The Triad, comprised of Greensboro, Winston-Salem and Highpoint, was hit hard by unemployment when the economy shifted away from tobacco, textile and low skilled manufacturing. I remember that the stat was that the region lost as many jobs as the number of people employed in downtown Charlotte. Reeling, the major cities began to better organize their economic development efforts individually. That led, after a few years, to greater outreach and cooperation between the major cities to align strategies, cooperate on projects, and eliminate duplication of efforts.
The most significant goal of this work was to create at least one megasite in the Triad to woo a major employer, with an emphasis on an auto manufacturer. It was a herculean effort, that had many ups and downs, but ultimately success was realized. The Piedmont Triad had their 1,900 acre megasite, and the perfect project presented itself…the new Toyota-Mazda plant.
Confidence was high! This was the employer that would give the region the nudge it had been waiting for, that would allow it to finally shake off remnants of those massive job losses. Then on Tuesday, January 9, they learned that the plant was headed to Alabama.
Now what? Time will tell. But, local media coverage suggests that economic development, business and community leaders are already convening and dissecting the project with an eye towards using this near miss as a stepping stone for future success. Maintaining this high level of collaboration appears to be priority one! That is why I am confident they will realize success of some sort in the not too distant future.

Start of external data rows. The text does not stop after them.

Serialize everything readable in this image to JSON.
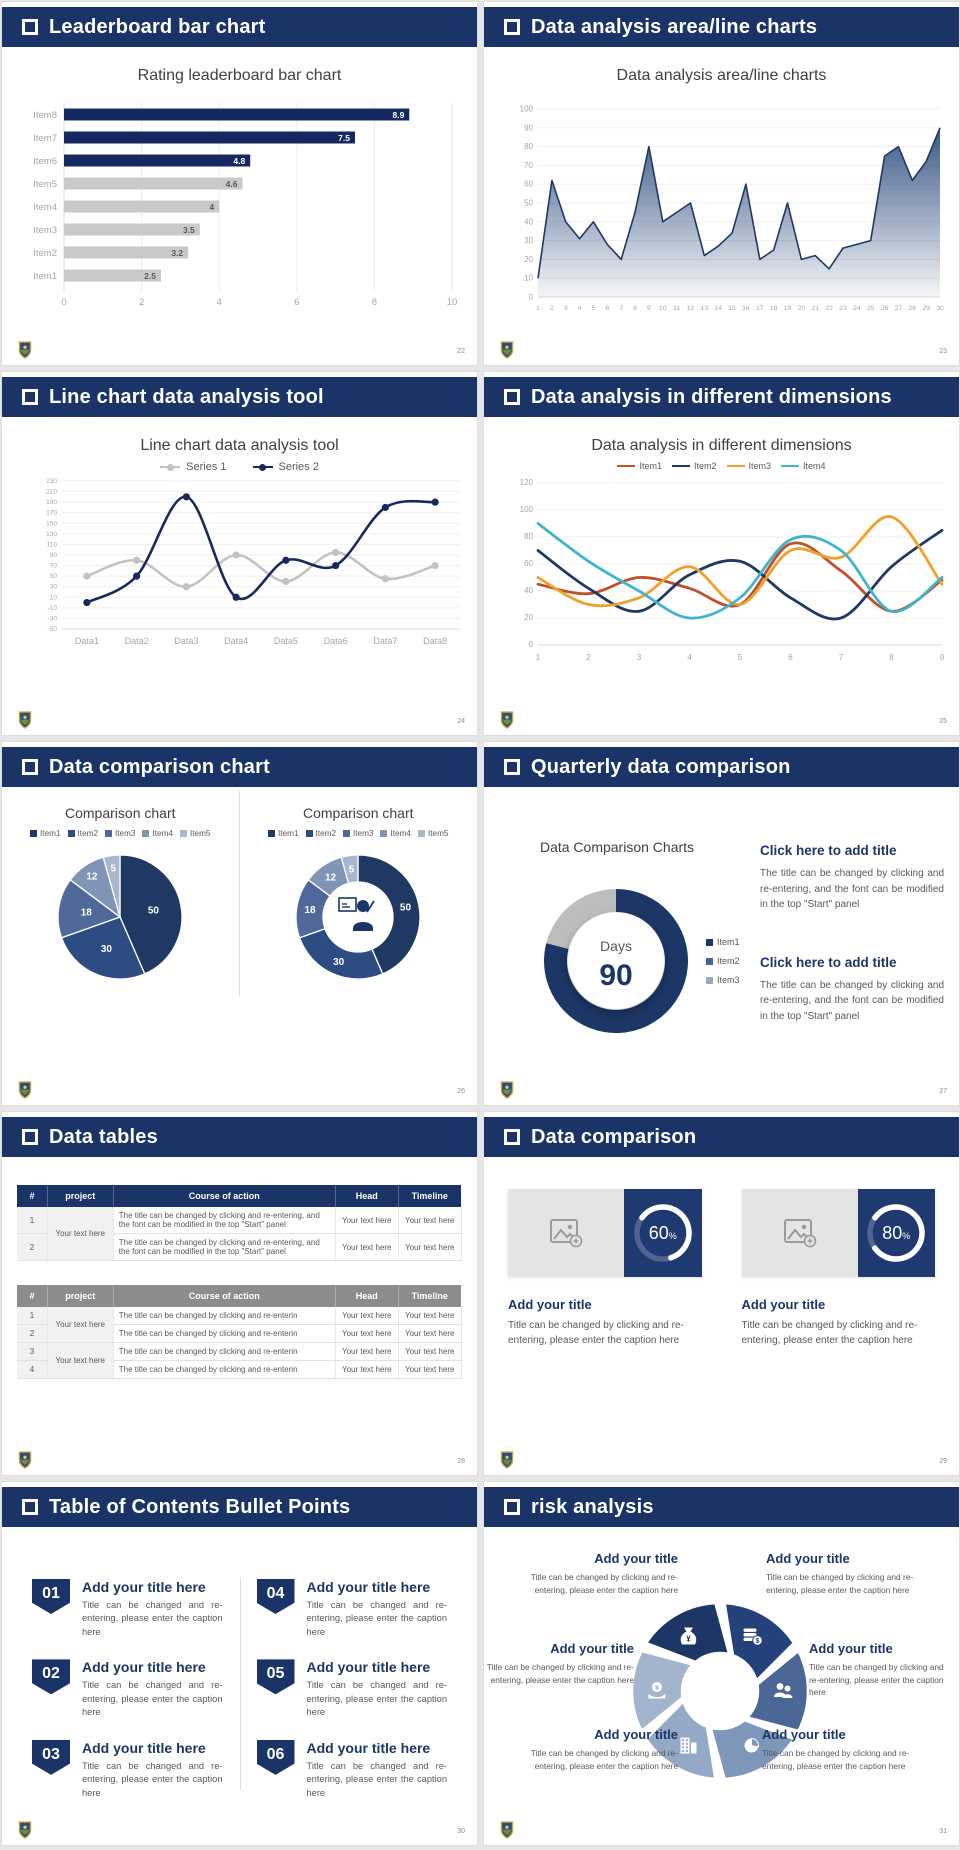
{
  "ui": {
    "background": "#e6e6e6",
    "accent_navy": "#1b3467",
    "slides": [
      {
        "header": "Leaderboard bar chart",
        "page": "22"
      },
      {
        "header": "Data analysis area/line charts",
        "page": "23"
      },
      {
        "header": "Line chart data analysis tool",
        "page": "24"
      },
      {
        "header": "Data analysis in different dimensions",
        "page": "25"
      },
      {
        "header": "Data comparison chart",
        "page": "26"
      },
      {
        "header": "Quarterly data comparison",
        "page": "27",
        "blocks": [
          {
            "title": "Click here to add title",
            "body": "The title can be changed by clicking and re-entering, and the font can be modified in the top \"Start\" panel"
          },
          {
            "title": "Click here to add title",
            "body": "The title can be changed by clicking and re-entering, and the font can be modified in the top \"Start\" panel"
          }
        ]
      },
      {
        "header": "Data tables",
        "page": "28"
      },
      {
        "header": "Data comparison",
        "page": "29",
        "cards": [
          {
            "percent": "60",
            "unit": "%",
            "title": "Add your title",
            "caption": "Title can be changed by clicking and re-entering, please enter the caption here"
          },
          {
            "percent": "80",
            "unit": "%",
            "title": "Add your title",
            "caption": "Title can be changed by clicking and re-entering, please enter the caption here"
          }
        ]
      },
      {
        "header": "Table of Contents Bullet Points",
        "page": "30",
        "items": [
          {
            "num": "01",
            "title": "Add your title here",
            "caption": "Title can be changed and re-entering, please enter the caption here"
          },
          {
            "num": "02",
            "title": "Add your title here",
            "caption": "Title can be changed and re-entering, please enter the caption here"
          },
          {
            "num": "03",
            "title": "Add your title here",
            "caption": "Title can be changed and re-entering, please enter the caption here"
          },
          {
            "num": "04",
            "title": "Add your title here",
            "caption": "Title can be changed and re-entering, please enter the caption here"
          },
          {
            "num": "05",
            "title": "Add your title here",
            "caption": "Title can be changed and re-entering, please enter the caption here"
          },
          {
            "num": "06",
            "title": "Add your title here",
            "caption": "Title can be changed and re-entering, please enter the caption here"
          }
        ]
      },
      {
        "header": "risk analysis",
        "page": "31",
        "labels": [
          {
            "title": "Add your title",
            "caption": "Title can be changed by clicking and re-entering, please enter the caption here"
          },
          {
            "title": "Add your title",
            "caption": "Title can be changed by clicking and re-entering, please enter the caption here"
          },
          {
            "title": "Add your title",
            "caption": "Title can be changed by clicking and re-entering, please enter the caption here"
          },
          {
            "title": "Add your title",
            "caption": "Title can be changed by clicking and re-entering, please enter the caption here"
          },
          {
            "title": "Add your title",
            "caption": "Title can be changed by clicking and re-entering, please enter the caption here"
          },
          {
            "title": "Add your title",
            "caption": "Title can be changed by clicking and re-entering, please enter the caption here"
          }
        ],
        "wheel": [
          {
            "icon": "coins-icon",
            "glyph": "$",
            "color": "#24417a"
          },
          {
            "icon": "people-icon",
            "glyph": "",
            "color": "#4a6795"
          },
          {
            "icon": "piechart-icon",
            "glyph": "",
            "color": "#7e96b8"
          },
          {
            "icon": "building-icon",
            "glyph": "",
            "color": "#93a9c6"
          },
          {
            "icon": "hand-coin-icon",
            "glyph": "¥",
            "color": "#a3b4cd"
          },
          {
            "icon": "moneybag-icon",
            "glyph": "¥",
            "color": "#1c3666"
          }
        ]
      }
    ]
  },
  "chart_data": [
    {
      "type": "bar",
      "orientation": "horizontal",
      "title": "Rating leaderboard bar chart",
      "categories": [
        "Item8",
        "Item7",
        "Item6",
        "Item5",
        "Item4",
        "Item3",
        "Item2",
        "Item1"
      ],
      "values": [
        8.9,
        7.5,
        4.8,
        4.6,
        4,
        3.5,
        3.2,
        2.5
      ],
      "bar_colors": [
        "#16295f",
        "#16295f",
        "#16295f",
        "#c9c9c9",
        "#c9c9c9",
        "#c9c9c9",
        "#c9c9c9",
        "#c9c9c9"
      ],
      "xlim": [
        0,
        10
      ],
      "xticks": [
        0,
        2,
        4,
        6,
        8,
        10
      ],
      "grid": true
    },
    {
      "type": "area",
      "title": "Data analysis area/line charts",
      "x": [
        1,
        2,
        3,
        4,
        5,
        6,
        7,
        8,
        9,
        10,
        11,
        12,
        13,
        14,
        15,
        16,
        17,
        18,
        19,
        20,
        21,
        22,
        23,
        24,
        25,
        26,
        27,
        28,
        29,
        30
      ],
      "values": [
        10,
        62,
        40,
        31,
        40,
        28,
        20,
        45,
        80,
        40,
        45,
        50,
        22,
        27,
        34,
        60,
        20,
        25,
        50,
        20,
        22,
        15,
        26,
        28,
        30,
        75,
        80,
        62,
        72,
        90
      ],
      "ylim": [
        0,
        100
      ],
      "yticks": [
        0,
        10,
        20,
        30,
        40,
        50,
        60,
        70,
        80,
        90,
        100
      ],
      "line_color": "#1f3864",
      "fill_color": "#33507f",
      "grid": true
    },
    {
      "type": "line",
      "smooth": true,
      "markers": true,
      "title": "Line chart data analysis tool",
      "categories": [
        "Data1",
        "Data2",
        "Data3",
        "Data4",
        "Data5",
        "Data6",
        "Data7",
        "Data8"
      ],
      "series": [
        {
          "name": "Series 1",
          "color": "#c3c3c3",
          "values": [
            50,
            80,
            30,
            90,
            40,
            95,
            45,
            70
          ]
        },
        {
          "name": "Series 2",
          "color": "#17295e",
          "values": [
            0,
            50,
            200,
            10,
            80,
            70,
            180,
            190
          ]
        }
      ],
      "ylim": [
        -50,
        230
      ],
      "yticks": [
        230,
        210,
        190,
        170,
        150,
        130,
        110,
        90,
        70,
        50,
        30,
        10,
        -10,
        -30,
        -50
      ],
      "grid": true,
      "legend_position": "top"
    },
    {
      "type": "line",
      "smooth": true,
      "markers": false,
      "title": "Data analysis in different dimensions",
      "x": [
        1,
        2,
        3,
        4,
        5,
        6,
        7,
        8,
        9
      ],
      "series": [
        {
          "name": "Item1",
          "color": "#c0502a",
          "values": [
            45,
            38,
            50,
            42,
            30,
            75,
            55,
            25,
            48
          ]
        },
        {
          "name": "Item2",
          "color": "#1f3864",
          "values": [
            70,
            42,
            25,
            52,
            62,
            35,
            20,
            58,
            85
          ]
        },
        {
          "name": "Item3",
          "color": "#f0a02c",
          "values": [
            50,
            30,
            35,
            58,
            30,
            70,
            65,
            95,
            45
          ]
        },
        {
          "name": "Item4",
          "color": "#3fb4cc",
          "values": [
            90,
            62,
            40,
            20,
            35,
            78,
            70,
            25,
            50
          ]
        }
      ],
      "ylim": [
        0,
        120
      ],
      "yticks": [
        0,
        20,
        40,
        60,
        80,
        100,
        120
      ],
      "grid": true,
      "legend_position": "top"
    },
    {
      "type": "pie",
      "title": "Comparison chart",
      "labels": [
        "Item1",
        "Item2",
        "Item3",
        "Item4",
        "Item5"
      ],
      "values": [
        50,
        30,
        18,
        12,
        5
      ],
      "colors": [
        "#1f3864",
        "#2c4c82",
        "#50699a",
        "#8094b5",
        "#a9b6cc"
      ],
      "legend_position": "top"
    },
    {
      "type": "donut",
      "title": "Comparison chart",
      "labels": [
        "Item1",
        "Item2",
        "Item3",
        "Item4",
        "Item5"
      ],
      "values": [
        50,
        30,
        18,
        12,
        5
      ],
      "colors": [
        "#1f3864",
        "#2c4c82",
        "#50699a",
        "#8094b5",
        "#a9b6cc"
      ],
      "center_icon": "presenter-icon",
      "legend_position": "top"
    },
    {
      "type": "donut",
      "title": "Data Comparison Charts",
      "center_label": "Days",
      "center_value": "90",
      "segments": [
        {
          "value": 79,
          "color": "#1c3666"
        },
        {
          "value": 21,
          "color": "#bdbdbd"
        }
      ],
      "legend_items": [
        {
          "name": "Item1",
          "color": "#1c3666"
        },
        {
          "name": "Item2",
          "color": "#44629b"
        },
        {
          "name": "Item3",
          "color": "#9aa9c4"
        }
      ]
    },
    {
      "type": "table",
      "style": "navy-header",
      "headers": [
        "#",
        "project",
        "Course of action",
        "Head",
        "Timeline"
      ],
      "merged_project": "Your text here",
      "rows": [
        {
          "num": "1",
          "course": "The title can be changed by clicking and re-entering, and the font can be modified in the top \"Start\" panel",
          "head": "Your text here",
          "timeline": "Your text here"
        },
        {
          "num": "2",
          "course": "The title can be changed by clicking and re-entering, and the font can be modified in the top \"Start\" panel",
          "head": "Your text here",
          "timeline": "Your text here"
        }
      ]
    },
    {
      "type": "table",
      "style": "gray-header",
      "headers": [
        "#",
        "project",
        "Course of action",
        "Head",
        "Timeline"
      ],
      "merged_project": [
        "Your text here",
        "Your text here"
      ],
      "rows": [
        {
          "num": "1",
          "course": "The title can be changed by clicking and re-enterin",
          "head": "Your text here",
          "timeline": "Your text here"
        },
        {
          "num": "2",
          "course": "The title can be changed by clicking and re-enterin",
          "head": "Your text here",
          "timeline": "Your text here"
        },
        {
          "num": "3",
          "course": "The title can be changed by clicking and re-enterin",
          "head": "Your text here",
          "timeline": "Your text here"
        },
        {
          "num": "4",
          "course": "The title can be changed by clicking and re-enterin",
          "head": "Your text here",
          "timeline": "Your text here"
        }
      ]
    },
    {
      "type": "donut",
      "subtype": "progress-rings",
      "series": [
        {
          "name": "Add your title",
          "value": 60,
          "unit": "%"
        },
        {
          "name": "Add your title",
          "value": 80,
          "unit": "%"
        }
      ],
      "ring_color": "#ffffff",
      "panel_color": "#1e3a70"
    }
  ]
}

That brings us to Amazon HQ2. There are now 218 communities that submitted a bid for Amazon’s HQ2 that did not make the first cut. Many of these communities developed proposals knowing that winning HQ2 was a long shot. But, in taking on this project, regions around the country, like Tampa-St Petersburg, Charlotte, Detroit, Minneapolis-St. Paul, Buffalo-Rochester, etc., witnessed unprecedented levels of conversation about regional strengths and weaknesses. As leaders, it is imperative that we continue to engage the community and not allow our partners to return to their respective corners. The lasting residual of this exercise needs to be that we have all just proven that we can set aside differences of opinion and work together to tackle and achieve common goals. Use the Amazon HQ2 project as a stepping stone for collaboratively developing big hairy audacious goals for your community in an effort to foster future regional success. Fight like hell to keep these conversations going, and good things are sure to happen.